Some of the support you can expect includes:
- Helps improve the health and wellbeing of people with learning disabilities
- Helps improve the health and wellbeing of people with serious mental illness
- A personalised care and support approach with you and your family/carers
- Ensures your health and social care is planned and organized around your needs and preferences
How do I make an appointment to see a LD and SMI Care Coordinator?
You can contact your GP surgery reception team and ask to speak to the LD and SMI Care Coordinator or alternatively you can phone directly.
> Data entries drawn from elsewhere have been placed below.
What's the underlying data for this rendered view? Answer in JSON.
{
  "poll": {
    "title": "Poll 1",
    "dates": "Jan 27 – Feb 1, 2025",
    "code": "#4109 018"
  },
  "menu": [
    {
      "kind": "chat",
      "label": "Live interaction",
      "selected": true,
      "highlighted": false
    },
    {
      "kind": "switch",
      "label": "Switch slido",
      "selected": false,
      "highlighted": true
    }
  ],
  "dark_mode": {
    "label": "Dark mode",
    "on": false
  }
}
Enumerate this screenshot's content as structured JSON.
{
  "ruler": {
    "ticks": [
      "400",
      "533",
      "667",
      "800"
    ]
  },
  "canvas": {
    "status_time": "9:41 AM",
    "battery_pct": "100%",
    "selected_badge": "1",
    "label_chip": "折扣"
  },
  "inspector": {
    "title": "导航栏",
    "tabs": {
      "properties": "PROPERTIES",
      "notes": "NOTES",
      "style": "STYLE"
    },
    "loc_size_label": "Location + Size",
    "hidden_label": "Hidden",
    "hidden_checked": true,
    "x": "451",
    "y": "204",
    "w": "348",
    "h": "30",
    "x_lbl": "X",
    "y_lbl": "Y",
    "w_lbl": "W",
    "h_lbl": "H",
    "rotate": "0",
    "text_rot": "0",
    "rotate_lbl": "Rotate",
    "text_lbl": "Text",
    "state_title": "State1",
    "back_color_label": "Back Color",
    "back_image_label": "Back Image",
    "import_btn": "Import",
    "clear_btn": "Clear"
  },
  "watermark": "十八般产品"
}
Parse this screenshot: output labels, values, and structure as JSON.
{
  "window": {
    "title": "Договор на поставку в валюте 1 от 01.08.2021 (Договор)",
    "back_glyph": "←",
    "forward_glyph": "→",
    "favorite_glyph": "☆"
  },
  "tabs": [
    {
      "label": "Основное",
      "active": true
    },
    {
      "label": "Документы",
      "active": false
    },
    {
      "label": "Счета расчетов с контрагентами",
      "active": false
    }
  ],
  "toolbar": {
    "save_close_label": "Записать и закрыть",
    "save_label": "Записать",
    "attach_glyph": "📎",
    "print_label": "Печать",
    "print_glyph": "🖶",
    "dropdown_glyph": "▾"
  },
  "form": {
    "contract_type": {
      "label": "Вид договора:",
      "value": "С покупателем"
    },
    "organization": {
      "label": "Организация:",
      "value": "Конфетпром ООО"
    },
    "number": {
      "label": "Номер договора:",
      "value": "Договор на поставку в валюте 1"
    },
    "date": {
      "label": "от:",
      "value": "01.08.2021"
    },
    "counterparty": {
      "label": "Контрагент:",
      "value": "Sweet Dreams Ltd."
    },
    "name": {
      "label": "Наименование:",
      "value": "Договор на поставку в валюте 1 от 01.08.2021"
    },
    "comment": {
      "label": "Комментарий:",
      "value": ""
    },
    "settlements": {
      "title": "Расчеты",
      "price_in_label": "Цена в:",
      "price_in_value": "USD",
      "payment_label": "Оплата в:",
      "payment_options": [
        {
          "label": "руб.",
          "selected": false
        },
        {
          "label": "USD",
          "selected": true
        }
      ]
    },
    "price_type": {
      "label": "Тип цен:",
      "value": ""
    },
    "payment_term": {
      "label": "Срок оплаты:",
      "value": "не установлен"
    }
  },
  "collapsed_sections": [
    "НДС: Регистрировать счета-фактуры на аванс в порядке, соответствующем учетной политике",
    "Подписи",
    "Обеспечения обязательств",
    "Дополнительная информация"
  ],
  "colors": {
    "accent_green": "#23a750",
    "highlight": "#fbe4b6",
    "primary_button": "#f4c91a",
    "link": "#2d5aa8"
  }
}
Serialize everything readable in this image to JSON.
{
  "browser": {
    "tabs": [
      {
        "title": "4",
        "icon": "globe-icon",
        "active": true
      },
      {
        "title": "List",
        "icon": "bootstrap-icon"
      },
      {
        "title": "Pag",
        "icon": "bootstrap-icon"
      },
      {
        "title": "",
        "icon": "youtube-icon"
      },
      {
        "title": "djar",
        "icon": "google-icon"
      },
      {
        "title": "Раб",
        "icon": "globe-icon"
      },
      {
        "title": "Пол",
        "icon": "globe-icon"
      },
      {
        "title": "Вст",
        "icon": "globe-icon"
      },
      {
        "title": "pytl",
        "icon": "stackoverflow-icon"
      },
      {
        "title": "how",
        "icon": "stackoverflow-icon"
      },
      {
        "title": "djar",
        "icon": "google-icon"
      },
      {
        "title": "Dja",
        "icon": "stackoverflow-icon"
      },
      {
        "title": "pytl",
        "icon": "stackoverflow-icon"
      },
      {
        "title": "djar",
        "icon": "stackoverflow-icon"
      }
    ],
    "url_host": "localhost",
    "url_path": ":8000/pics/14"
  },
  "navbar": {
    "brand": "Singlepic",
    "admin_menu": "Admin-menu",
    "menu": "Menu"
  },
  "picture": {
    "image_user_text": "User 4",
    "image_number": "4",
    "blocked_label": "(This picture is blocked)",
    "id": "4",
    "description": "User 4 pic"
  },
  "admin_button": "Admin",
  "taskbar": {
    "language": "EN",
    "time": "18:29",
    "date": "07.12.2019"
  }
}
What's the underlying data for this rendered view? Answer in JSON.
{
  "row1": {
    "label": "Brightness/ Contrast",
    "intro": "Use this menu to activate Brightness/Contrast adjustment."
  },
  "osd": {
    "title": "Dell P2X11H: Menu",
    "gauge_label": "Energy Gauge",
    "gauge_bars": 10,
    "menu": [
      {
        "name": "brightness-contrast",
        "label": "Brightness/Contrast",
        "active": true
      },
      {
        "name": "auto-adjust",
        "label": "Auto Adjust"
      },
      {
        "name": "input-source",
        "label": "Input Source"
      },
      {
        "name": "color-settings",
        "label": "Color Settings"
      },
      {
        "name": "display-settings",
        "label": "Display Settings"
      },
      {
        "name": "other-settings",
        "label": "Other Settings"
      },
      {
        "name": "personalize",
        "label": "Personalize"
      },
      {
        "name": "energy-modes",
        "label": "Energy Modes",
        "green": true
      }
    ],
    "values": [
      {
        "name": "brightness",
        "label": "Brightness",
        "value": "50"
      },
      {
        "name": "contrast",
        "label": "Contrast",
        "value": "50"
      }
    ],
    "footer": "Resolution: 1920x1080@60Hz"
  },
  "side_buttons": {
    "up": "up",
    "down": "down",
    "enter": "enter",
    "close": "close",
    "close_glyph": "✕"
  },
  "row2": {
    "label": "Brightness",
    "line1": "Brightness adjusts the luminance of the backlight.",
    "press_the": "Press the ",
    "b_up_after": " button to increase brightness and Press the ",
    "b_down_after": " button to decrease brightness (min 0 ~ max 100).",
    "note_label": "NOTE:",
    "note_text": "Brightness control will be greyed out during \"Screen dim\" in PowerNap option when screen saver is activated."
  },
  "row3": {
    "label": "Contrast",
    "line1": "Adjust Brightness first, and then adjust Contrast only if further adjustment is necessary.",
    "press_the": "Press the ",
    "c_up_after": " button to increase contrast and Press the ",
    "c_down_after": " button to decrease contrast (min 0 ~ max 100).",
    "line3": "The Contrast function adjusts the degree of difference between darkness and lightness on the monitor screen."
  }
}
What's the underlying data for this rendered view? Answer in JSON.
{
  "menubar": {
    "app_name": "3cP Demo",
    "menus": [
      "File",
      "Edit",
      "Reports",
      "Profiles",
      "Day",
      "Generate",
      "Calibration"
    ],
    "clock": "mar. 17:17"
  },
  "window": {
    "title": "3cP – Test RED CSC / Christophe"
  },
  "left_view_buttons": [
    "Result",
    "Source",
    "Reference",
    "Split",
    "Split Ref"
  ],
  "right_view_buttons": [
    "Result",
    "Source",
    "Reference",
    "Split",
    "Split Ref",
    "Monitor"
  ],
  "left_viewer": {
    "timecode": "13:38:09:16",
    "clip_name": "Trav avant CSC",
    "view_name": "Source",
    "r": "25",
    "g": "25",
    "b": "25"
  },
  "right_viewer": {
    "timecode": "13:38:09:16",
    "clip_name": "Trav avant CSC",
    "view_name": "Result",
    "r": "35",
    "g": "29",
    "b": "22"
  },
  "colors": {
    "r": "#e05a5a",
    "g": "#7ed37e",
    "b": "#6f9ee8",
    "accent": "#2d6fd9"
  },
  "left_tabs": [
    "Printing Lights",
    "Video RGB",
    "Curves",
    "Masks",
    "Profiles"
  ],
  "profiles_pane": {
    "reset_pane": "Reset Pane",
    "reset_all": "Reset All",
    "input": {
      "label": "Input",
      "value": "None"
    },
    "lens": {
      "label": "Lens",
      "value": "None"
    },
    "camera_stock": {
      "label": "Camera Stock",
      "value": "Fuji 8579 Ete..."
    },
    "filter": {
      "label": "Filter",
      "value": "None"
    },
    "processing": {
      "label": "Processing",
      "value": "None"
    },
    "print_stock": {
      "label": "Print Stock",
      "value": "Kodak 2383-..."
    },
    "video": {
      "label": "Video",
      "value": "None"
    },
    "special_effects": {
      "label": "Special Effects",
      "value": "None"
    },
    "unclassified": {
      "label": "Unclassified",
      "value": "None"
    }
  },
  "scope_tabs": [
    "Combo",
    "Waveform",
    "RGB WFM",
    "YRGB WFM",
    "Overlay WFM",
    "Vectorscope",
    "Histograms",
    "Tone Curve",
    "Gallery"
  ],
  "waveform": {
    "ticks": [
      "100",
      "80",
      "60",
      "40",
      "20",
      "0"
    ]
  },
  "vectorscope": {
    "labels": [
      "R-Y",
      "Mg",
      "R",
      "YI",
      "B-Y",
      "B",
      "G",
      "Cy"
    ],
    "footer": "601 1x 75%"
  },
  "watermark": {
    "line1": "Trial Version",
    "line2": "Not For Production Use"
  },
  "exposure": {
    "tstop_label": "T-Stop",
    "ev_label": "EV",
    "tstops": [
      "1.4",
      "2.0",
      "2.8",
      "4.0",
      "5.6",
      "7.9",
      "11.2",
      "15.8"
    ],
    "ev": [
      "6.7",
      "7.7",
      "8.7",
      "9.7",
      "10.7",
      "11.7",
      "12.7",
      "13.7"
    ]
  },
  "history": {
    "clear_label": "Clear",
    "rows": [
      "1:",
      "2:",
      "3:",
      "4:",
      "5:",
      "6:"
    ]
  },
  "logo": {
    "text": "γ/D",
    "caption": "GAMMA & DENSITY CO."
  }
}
Will I need to see the LD and SMI Care Coordinator on a regular basis?
The number of times you regularly access the LD and SMI Care Coordinator will depend on your individual personalised care plan and needs. A discussion with you and your family/carers will ensure appropriate care is given and what type of ongoing support is needed.
Why is a LD and SMI Care Coordinator based in the GP surgery?
The LD and SMI Care Coordinator works closely with the whole team within the GP surgery. They work closely with the clinical staff to seek advice and guidance on different aspects of your care where necessary.
Feedback from local partner organisations and patients
The care coordinator & I have been in touch weekly as & when needed regarding various clients, to share information & build relationships with clients
I am finding that clients who know of her or have already been involved with her value her contribution, as she is able to look at a more holistic picture of things (as we try to) than the GP might; offering both support & signposting, building trust & passing on anything to the GP or other professionals that needs attention.
The Dementia Care Coordinator has made a great difference in the holistic support of people with dementia and memory problems at all stages in their journey. She is also helping raise the profile of dementia and the importance of diagnosis.